У командующего фронтом шло совещание. Ни членов Военного Совета, ни начальника разведки Больц сразу не нашел. Они освободились только в пятом часу. Но зато Больц сразу же получил необходимые проездные документы и в начале восьмого — в свое распоряжение «эмку» начальника разведки, которая должна была довезти до самой Москвы.
Всю ночь Больц провел в пути. А ранним утром следующего дня «эмка» уже катила по малолюдной улице Горького, свернула на Тверской бульвар, где спускали аэростаты воздушного заграждения, и выехала на Арбатскую площадь. Больц увидел здание, куда ему предстояло войти через несколько минут и где должно было решиться столь многое в его жизни и жизни его друзей...
Прошло полторы недели. Хабекер всего три раза за это время съездил домой. Спал по пять шесть часов на узкой койке в комнате отдыха, с тревогой понимал, что на допросах теряет необходимую выдержку путается в анализах, и нервничал еще больше.
Перед ним прошла вереница людей: все родственники Инги Штраух, хозяйки ее прежних квартир, редакторы газет, где печатались статьи Штраух, служащие Министерства авиации и Министерства иностранных дел, тем или иным образом связанные в прошлом с самой Штраух или с Лаубе.
Хабекер присутствовал на допросах Лаубе, принимал участие в пытках, надеясь вырвать у него признание в совместной работе со Штраух.
Два раза допрашивал жениха Штраух доктора Карла Гауфа.
Запросил и перечитал колоссальное количество документов, принадлежавших польской охранке и хранившихся в архивах Берлина.
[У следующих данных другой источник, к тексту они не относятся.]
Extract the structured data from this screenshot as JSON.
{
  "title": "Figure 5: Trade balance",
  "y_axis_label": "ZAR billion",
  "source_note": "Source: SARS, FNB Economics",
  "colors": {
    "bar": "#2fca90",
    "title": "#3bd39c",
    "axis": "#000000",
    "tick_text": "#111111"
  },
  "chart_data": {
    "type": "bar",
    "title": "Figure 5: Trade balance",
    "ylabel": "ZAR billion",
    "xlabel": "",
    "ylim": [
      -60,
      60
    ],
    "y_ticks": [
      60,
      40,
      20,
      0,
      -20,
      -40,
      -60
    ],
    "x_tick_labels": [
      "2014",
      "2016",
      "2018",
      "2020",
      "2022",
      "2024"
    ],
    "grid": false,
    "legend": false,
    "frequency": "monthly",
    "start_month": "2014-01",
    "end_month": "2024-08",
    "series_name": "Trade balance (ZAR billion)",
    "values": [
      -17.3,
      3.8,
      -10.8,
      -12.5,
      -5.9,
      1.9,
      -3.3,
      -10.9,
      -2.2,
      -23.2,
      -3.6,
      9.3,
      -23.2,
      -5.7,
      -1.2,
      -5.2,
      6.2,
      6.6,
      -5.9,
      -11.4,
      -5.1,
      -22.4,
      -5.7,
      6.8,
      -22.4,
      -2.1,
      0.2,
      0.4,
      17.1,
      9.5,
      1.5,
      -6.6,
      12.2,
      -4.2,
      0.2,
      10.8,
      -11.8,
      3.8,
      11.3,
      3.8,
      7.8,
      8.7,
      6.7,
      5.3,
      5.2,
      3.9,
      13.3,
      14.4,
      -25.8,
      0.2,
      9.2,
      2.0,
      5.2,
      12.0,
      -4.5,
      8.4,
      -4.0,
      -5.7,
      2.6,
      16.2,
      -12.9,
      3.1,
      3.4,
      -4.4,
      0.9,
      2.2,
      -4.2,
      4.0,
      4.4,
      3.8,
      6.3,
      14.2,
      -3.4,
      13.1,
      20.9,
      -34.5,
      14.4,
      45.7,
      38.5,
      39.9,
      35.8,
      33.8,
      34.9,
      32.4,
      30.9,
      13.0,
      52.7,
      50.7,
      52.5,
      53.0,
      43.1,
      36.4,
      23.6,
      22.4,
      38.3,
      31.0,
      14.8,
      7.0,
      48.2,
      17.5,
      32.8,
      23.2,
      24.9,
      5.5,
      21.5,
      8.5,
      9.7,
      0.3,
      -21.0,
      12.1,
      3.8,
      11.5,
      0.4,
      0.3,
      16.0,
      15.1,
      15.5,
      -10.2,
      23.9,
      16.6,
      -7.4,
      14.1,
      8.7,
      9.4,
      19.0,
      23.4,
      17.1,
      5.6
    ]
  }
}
Встречался с доверенным лицом генерала Шелленберга, штурмбаннфюрером Таубе, и представителем абвера майором Граве.
Вновь допрашивал саму Ингу Штраух, применив на последних допросах методы физического принуждения. Но с места не сдвинулся.
Мать Инги Штраух, пожилая, повергнутая в ужас женщина, только всхлипывала. Хабекер избил ее, чтобы привести в чувство. Фрау Фрида Штраух не сообщила следствию ничего нового: о заграничных делах дочери она не знала. Соседи фрау Штраух подтверждали, что мать и дочь никогда особенно близки не были, даже переписывались редко.
Варшавская приятельница Инги Штраух, бывшая секретарша военно-воздушного атташе полковника-Вольцова фрейлейн Соня Шрейбер, рассказывая о жизни в Польше, хвасталась знакомством со Штраух, бесконечно ссылалась на нее как на лицо, способное подтвердить ее собственное безупречное поведение.
У секретарши подергивался левый глаз. Розовая воспаленная кожа век, дебелая шея, неуверенные движения рук и болтливость выдавали алкоголичку.
Узнав, что Инга Штраух арестована по подозрению в государственной измене, фрейлейн Шрейбер уставилась на Хабекера таким тупым взглядом, что следователю стало тоскливо.
-Не пыталась ли Штраух узнавать у вас сведения секретного порядка? — уныло спросил Хабекер.-фрейлейн Штраух? — пребывая в шоковом состоянии, осведомилась Шрейбер и вдруг идиотски захихикала, стыдливо потупила заплывшие глазки, запинаясь, поведала:
Мы говорили... о женских болезнях... Мы обе... не могли иметь детей...
Она даже покраснела, старая дура! Хабекер выписал ей пропуск на выход, предупредив, что Шрейбер обязана молчать, и облегченно вздохнул, когда дверь закрылась.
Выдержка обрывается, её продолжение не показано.